Bu hükmün de sanık müdafii tarafından temyiz edilmesi üzerine dosya,
Yargıtay C.Başsavcılığının 27.09.2006 günlü “bozma” istekli
tebliğnamesiyle Yargıtay Birinci Başkanlığına gönderilmekle,
Yargıtay Ceza Genel Kurulunca okundu, gereği konuşulup düşünüldü.
TÜRK MİLLETİ ADINA
CEZA GENEL KURULU KARARI
Sanığın karşılıksız çek keşidesi suçundan cezalandırılmasına ilişkin
hüküm Özel Dairece;
1- 4814 sayılı Yasanın Geçici 2. maddesinde öngörülen 3 aylık yasal
süre beklenip bu süre içinde sanığın çek tutarını veya karşılıksız
kalan kısmını % 10 tazminatı ve 3167 sayılı Yasa’nın 16/a maddesine
göre hesaplanacak gecikme faizi ile birlikte ödeyip ödemediği ve 8.
maddesine göre düzeltme hakkını kullanarak hamilin zararını
karşılayıp karşılamadığı araştırılıp sonucuna göre hukuki durumunun
tayin ve takdiri yerine sözü edilen yasal süre beklenmeden ve eksik
incelemeye dayalı olarak karar verilmesi,
2- 4814 sayılı Yasanın geçici 1. maddesi amir hükmü uyarınca anılan
Yasanın yürürlüğe girmesinden sonraki ilk duruşmaya gelmeyen
şikayetçiye sonraki oturumda hazır bulunması veya bir vekil ile
kendini temsil ettirmesi, duruşmaya gelmediği takdirde şikayetten
vazgeçmiş sayılacağı hususunda usulüne uygun davetiye çıkarılarak
sonucuna göre karar verilmesi gerektiğinin gözetilmemesi
isabetsizliğinden bozmuştur.
Yerel Mahkeme gerekçeli kararında; suçun şikayetçisinin davaya
müdahil olduğunu, davayı takip konusunda müdahile tebligat
yapılmasının gerekmediğini belirterek önceki hükmünde direnmiş ise
de, bozma sonrası duruşmaya müdahili davetiye ile çağırmıştır.

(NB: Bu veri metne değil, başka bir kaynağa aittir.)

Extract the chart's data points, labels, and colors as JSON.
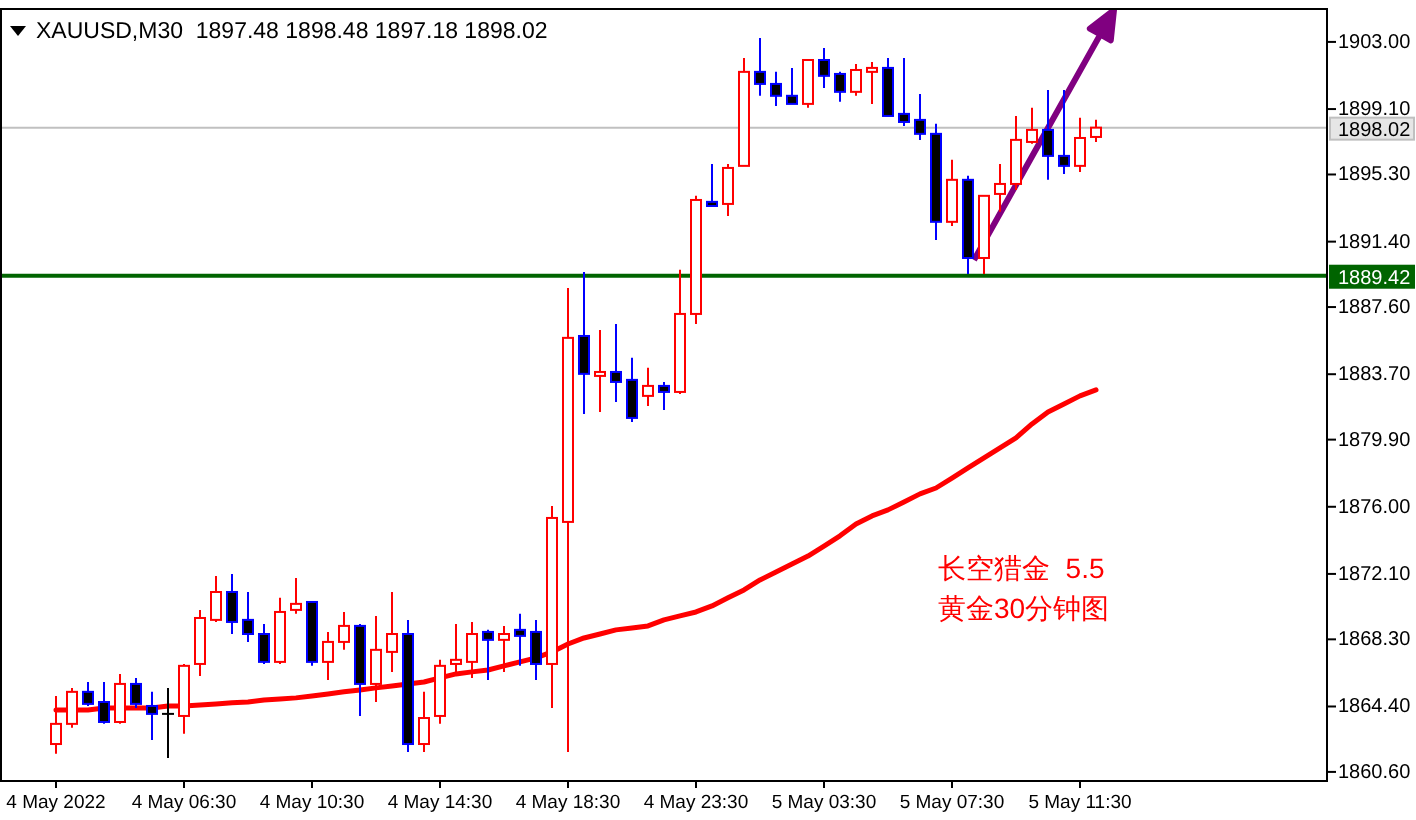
{
  "chart_data": {
    "type": "candlestick",
    "title": "XAUUSD,M30  1897.48 1898.48 1897.18 1898.02",
    "categories": [
      "4 May 2022",
      null,
      null,
      null,
      null,
      null,
      null,
      null,
      "4 May 06:30",
      null,
      null,
      null,
      null,
      null,
      null,
      null,
      "4 May 10:30",
      null,
      null,
      null,
      null,
      null,
      null,
      null,
      "4 May 14:30",
      null,
      null,
      null,
      null,
      null,
      null,
      null,
      "4 May 18:30",
      null,
      null,
      null,
      null,
      null,
      null,
      null,
      "4 May 23:30",
      null,
      null,
      null,
      null,
      null,
      null,
      null,
      "5 May 03:30",
      null,
      null,
      null,
      null,
      null,
      null,
      null,
      "5 May 07:30",
      null,
      null,
      null,
      null,
      null,
      null,
      null,
      "5 May 11:30",
      null
    ],
    "ohlc": [
      [
        1862.22,
        1865.01,
        1861.65,
        1863.39
      ],
      [
        1863.39,
        1865.48,
        1863.16,
        1865.25
      ],
      [
        1865.25,
        1865.82,
        1864.43,
        1864.55
      ],
      [
        1864.66,
        1865.82,
        1863.39,
        1863.5
      ],
      [
        1863.5,
        1866.29,
        1863.39,
        1865.71
      ],
      [
        1865.71,
        1866.06,
        1864.31,
        1864.55
      ],
      [
        1864.43,
        1865.25,
        1862.46,
        1863.97
      ],
      [
        1863.97,
        1865.48,
        1861.41,
        1863.97
      ],
      [
        1863.85,
        1866.87,
        1862.81,
        1866.76
      ],
      [
        1866.87,
        1870.01,
        1866.17,
        1869.54
      ],
      [
        1869.43,
        1871.98,
        1869.31,
        1871.05
      ],
      [
        1871.05,
        1872.1,
        1868.61,
        1869.31
      ],
      [
        1869.43,
        1871.05,
        1868.15,
        1868.61
      ],
      [
        1868.61,
        1869.19,
        1866.87,
        1866.99
      ],
      [
        1866.99,
        1870.71,
        1866.87,
        1869.89
      ],
      [
        1870.01,
        1871.87,
        1869.78,
        1870.36
      ],
      [
        1870.47,
        1870.47,
        1866.76,
        1866.99
      ],
      [
        1866.99,
        1868.73,
        1865.94,
        1868.15
      ],
      [
        1868.15,
        1869.89,
        1867.69,
        1869.08
      ],
      [
        1869.08,
        1869.19,
        1863.85,
        1865.71
      ],
      [
        1865.71,
        1869.66,
        1864.66,
        1867.69
      ],
      [
        1867.57,
        1871.05,
        1866.41,
        1868.61
      ],
      [
        1868.61,
        1869.43,
        1861.76,
        1862.22
      ],
      [
        1862.22,
        1865.25,
        1861.76,
        1863.73
      ],
      [
        1863.85,
        1867.11,
        1863.39,
        1866.76
      ],
      [
        1866.87,
        1869.19,
        1866.17,
        1867.11
      ],
      [
        1866.99,
        1869.31,
        1866.06,
        1868.61
      ],
      [
        1868.73,
        1868.85,
        1865.94,
        1868.27
      ],
      [
        1868.27,
        1869.08,
        1866.41,
        1868.61
      ],
      [
        1868.85,
        1869.78,
        1866.76,
        1868.5
      ],
      [
        1868.73,
        1869.43,
        1865.94,
        1866.87
      ],
      [
        1866.87,
        1876.05,
        1864.31,
        1875.35
      ],
      [
        1875.12,
        1888.71,
        1861.76,
        1885.81
      ],
      [
        1885.92,
        1889.64,
        1881.39,
        1883.72
      ],
      [
        1883.6,
        1886.27,
        1881.51,
        1883.83
      ],
      [
        1883.83,
        1886.62,
        1882.09,
        1883.25
      ],
      [
        1883.37,
        1884.65,
        1880.93,
        1881.16
      ],
      [
        1882.44,
        1884.07,
        1881.86,
        1883.02
      ],
      [
        1883.02,
        1883.25,
        1881.62,
        1882.67
      ],
      [
        1882.67,
        1889.76,
        1882.55,
        1887.2
      ],
      [
        1887.2,
        1894.06,
        1886.62,
        1893.82
      ],
      [
        1893.71,
        1895.91,
        1893.47,
        1893.47
      ],
      [
        1893.59,
        1895.91,
        1892.89,
        1895.68
      ],
      [
        1895.8,
        1902.07,
        1895.8,
        1901.26
      ],
      [
        1901.26,
        1903.23,
        1899.87,
        1900.56
      ],
      [
        1900.56,
        1901.26,
        1899.28,
        1899.87
      ],
      [
        1899.87,
        1901.49,
        1899.4,
        1899.4
      ],
      [
        1899.4,
        1901.95,
        1899.17,
        1901.95
      ],
      [
        1901.95,
        1902.65,
        1900.33,
        1901.03
      ],
      [
        1901.14,
        1901.26,
        1899.52,
        1900.1
      ],
      [
        1900.1,
        1901.72,
        1899.87,
        1901.37
      ],
      [
        1901.26,
        1901.84,
        1899.4,
        1901.49
      ],
      [
        1901.49,
        1902.07,
        1898.7,
        1898.7
      ],
      [
        1898.82,
        1902.07,
        1898.12,
        1898.35
      ],
      [
        1898.47,
        1899.98,
        1897.31,
        1897.66
      ],
      [
        1897.66,
        1898.24,
        1891.5,
        1892.55
      ],
      [
        1892.55,
        1896.15,
        1892.31,
        1894.99
      ],
      [
        1894.99,
        1895.22,
        1889.52,
        1890.45
      ],
      [
        1890.45,
        1894.06,
        1889.52,
        1894.06
      ],
      [
        1894.17,
        1895.91,
        1893.13,
        1894.75
      ],
      [
        1894.75,
        1898.7,
        1894.4,
        1897.31
      ],
      [
        1897.19,
        1899.17,
        1897.08,
        1897.89
      ],
      [
        1897.89,
        1900.21,
        1894.99,
        1896.38
      ],
      [
        1896.38,
        1900.21,
        1895.33,
        1895.8
      ],
      [
        1895.8,
        1898.59,
        1895.45,
        1897.42
      ],
      [
        1897.48,
        1898.48,
        1897.18,
        1898.02
      ]
    ],
    "series": [
      {
        "type": "line",
        "color": "#ff0000",
        "values": [
          1864.2,
          1864.2,
          1864.2,
          1864.31,
          1864.31,
          1864.31,
          1864.31,
          1864.43,
          1864.43,
          1864.49,
          1864.55,
          1864.61,
          1864.66,
          1864.78,
          1864.84,
          1864.9,
          1865.01,
          1865.13,
          1865.25,
          1865.36,
          1865.48,
          1865.59,
          1865.71,
          1865.82,
          1866.06,
          1866.29,
          1866.41,
          1866.52,
          1866.76,
          1866.99,
          1867.22,
          1867.57,
          1868.03,
          1868.38,
          1868.61,
          1868.85,
          1868.96,
          1869.08,
          1869.43,
          1869.66,
          1869.89,
          1870.24,
          1870.71,
          1871.17,
          1871.75,
          1872.21,
          1872.68,
          1873.14,
          1873.72,
          1874.31,
          1875.0,
          1875.47,
          1875.82,
          1876.28,
          1876.75,
          1877.09,
          1877.67,
          1878.26,
          1878.84,
          1879.42,
          1880.0,
          1880.81,
          1881.51,
          1881.97,
          1882.44,
          1882.79
        ]
      }
    ],
    "ylim": [
      1860.13,
      1904.97
    ],
    "yticks": [
      {
        "value": 1860.6,
        "label": "1860.60"
      },
      {
        "value": 1864.4,
        "label": "1864.40"
      },
      {
        "value": 1868.3,
        "label": "1868.30"
      },
      {
        "value": 1872.1,
        "label": "1872.10"
      },
      {
        "value": 1876.0,
        "label": "1876.00"
      },
      {
        "value": 1879.9,
        "label": "1879.90"
      },
      {
        "value": 1883.7,
        "label": "1883.70"
      },
      {
        "value": 1887.6,
        "label": "1887.60"
      },
      {
        "value": 1891.4,
        "label": "1891.40"
      },
      {
        "value": 1895.3,
        "label": "1895.30"
      },
      {
        "value": 1899.1,
        "label": "1899.10"
      },
      {
        "value": 1903.0,
        "label": "1903.00"
      }
    ],
    "ref_lines": [
      {
        "axis": "y",
        "value": 1898.02,
        "label": "1898.02",
        "color": "#c0c0c0"
      },
      {
        "axis": "y",
        "value": 1889.42,
        "label": "1889.42",
        "color": "#006400"
      }
    ],
    "annotations": [
      "长空猎金  5.5",
      "黄金30分钟图"
    ],
    "grid": false
  }
}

Ceza Genel Kurulunun süreklilik kazanmış uygulamalarına göre, şeklen
ısrar kararı verilmiş olsa dahi;
a) Bozma kararı doğrultusunda işlem ve uygulama yapmak,
b) Bozma kararında tartışılması istenen hususları tartışmak,
c) Bozma sonrasında yapılan araştırmaya, incelemeye, toplanan yeni
kanıtlara dayanmak,
d) İlk hükümde yer almayan ve daire denetiminden geçmemiş bulunan
yeni ve değişik gerekçelerle hüküm kurmak,
e) Sonradan yürürlüğe giren yasaya ve normlarına dayanılmak
suretiyle ilk hükümde yer almayan ve dolayısıyla daire denetiminden
geçmemiş yeni bir hüküm oluşturmak,
Özde direnme kararı olmayıp, bozmaya eylemli uyma sonucu verilen
yeni bir karardır. Bu nitelikteki bir kararın temyiz edilmesi
halinde incelemenin Yargıtay’ın ilgili Dairesi ta-rafından yapılması
gerekir.
İncelenen dosyada, katılan ve vekiline neden 4814 sayılı Yasanın
geçici 1. maddesinde öngörülen yöntemle davetiye çıkarılmadığına
ilişkin gösterilen gerekçe ile keza aynı Yasanın geçici 2.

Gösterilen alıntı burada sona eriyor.